Kung Pao Chicken

Kung Pao Chicken

By Food E Fare

Kung Pao Chicken is a classic Chinese dish that originated in the Sichuan province of China. It is known for its bold and spicy flavors, combining chicken with peanuts, vegetables, and a flavorful sauce. Here's a basic recipe for making Kung Pao Chicken:


For the Chicken:

  • 1 lb boneless, skinless chicken breasts or thighs, cut into bite-sized pieces
  • 1 tablespoon soy sauce
  • 1 tablespoon rice wine or dry sherry
  • 1 tablespoon cornstarch
  • 1 tablespoon vegetable oil

For the Sauce:

  • 2 tablespoons soy sauce
  • 1 tablespoon hoisin sauce
  • 1 tablespoon rice vinegar
  • 1 tablespoon sugar
  • 1 teaspoon cornstarch

For Stir-Frying:

  • 2 tablespoons vegetable oil
  • 3-4 dried red chilies, halved and seeds removed (adjust to taste)
  • 1/2 cup unsalted dry-roasted peanuts
  • 2 cloves garlic, minced
  • 1 teaspoon ginger, minced
  • 1 bell pepper, diced
  • 1/2 cup diced onion
  • Green onions, chopped, for garnish


Marinate the Chicken:

  • In a bowl, mix the chicken pieces with soy sauce, rice wine (or sherry), cornstarch, and vegetable oil. Let it marinate for at least 15-20 minutes.

Prepare the Sauce:

  • In a small bowl, whisk together the soy sauce, hoisin sauce, rice vinegar, sugar, and cornstarch to make the sauce. Set aside.
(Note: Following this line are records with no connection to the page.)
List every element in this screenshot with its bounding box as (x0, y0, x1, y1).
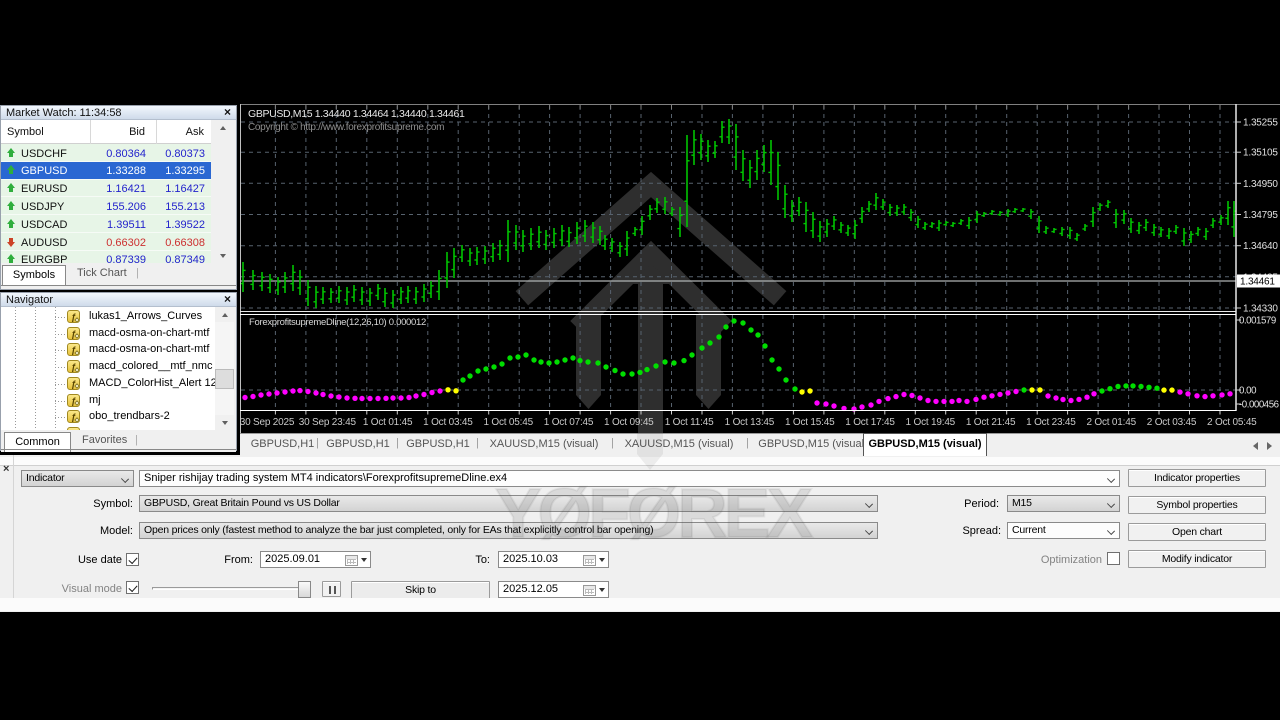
svg-text:1 Oct 03:45: 1 Oct 03:45 (423, 417, 473, 428)
svg-text:1 Oct 05:45: 1 Oct 05:45 (483, 417, 533, 428)
svg-text:ForexprofitsupremeDline(12,26,: ForexprofitsupremeDline(12,26,10) 0.0000… (249, 317, 426, 328)
svg-text:1 Oct 13:45: 1 Oct 13:45 (725, 417, 775, 428)
svg-text:30 Sep 2025: 30 Sep 2025 (240, 417, 295, 428)
svg-text:2 Oct 05:45: 2 Oct 05:45 (1207, 417, 1257, 428)
svg-text:1 Oct 01:45: 1 Oct 01:45 (363, 417, 413, 428)
svg-text:-0.000456: -0.000456 (1239, 400, 1279, 411)
svg-text:1 Oct 09:45: 1 Oct 09:45 (604, 417, 654, 428)
svg-text:Copyright © http://www.forexpr: Copyright © http://www.forexprofitsuprem… (248, 122, 444, 133)
svg-text:1.34330: 1.34330 (1243, 304, 1278, 315)
svg-text:1.35105: 1.35105 (1243, 148, 1278, 159)
svg-text:1.34795: 1.34795 (1243, 210, 1278, 221)
svg-text:1 Oct 07:45: 1 Oct 07:45 (544, 417, 594, 428)
svg-text:2 Oct 03:45: 2 Oct 03:45 (1147, 417, 1197, 428)
svg-text:2 Oct 01:45: 2 Oct 01:45 (1086, 417, 1136, 428)
svg-text:1 Oct 21:45: 1 Oct 21:45 (966, 417, 1016, 428)
svg-text:1.34950: 1.34950 (1243, 179, 1278, 190)
svg-text:30 Sep 23:45: 30 Sep 23:45 (299, 417, 357, 428)
svg-text:1.35255: 1.35255 (1243, 118, 1278, 129)
svg-text:1 Oct 15:45: 1 Oct 15:45 (785, 417, 835, 428)
svg-text:1 Oct 11:45: 1 Oct 11:45 (665, 417, 714, 428)
svg-text:1.34640: 1.34640 (1243, 241, 1278, 252)
svg-text:0.00: 0.00 (1239, 386, 1257, 397)
svg-text:1 Oct 19:45: 1 Oct 19:45 (906, 417, 956, 428)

  • Heat 2 tablespoons of vegetable oil in a wok or large skillet over high heat.
  • Add the marinated chicken and stir-fry until it is cooked through and slightly browned. Remove the chicken from the wok and set it aside.

Fry Dried Red Chilies:

  • In the same wok, add a bit more oil if needed. Fry the dried red chilies for a brief moment until they are fragrant, being careful not to burn them.

Add Aromatics and Vegetables:

  • Add minced garlic and ginger to the wok, followed by diced bell pepper and onion. Stir-fry until the vegetables are slightly tender.

Combine Chicken, Sauce, and Peanuts:

  • Return the cooked chicken to the wok. Pour the prepared sauce over the chicken and vegetables. Add dry-roasted peanuts and toss everything together until well-coated and heated through.

Garnish and Serve:

  • Garnish the Kung Pao Chicken with chopped green onions.
  • Serve the dish hot over rice or noodles.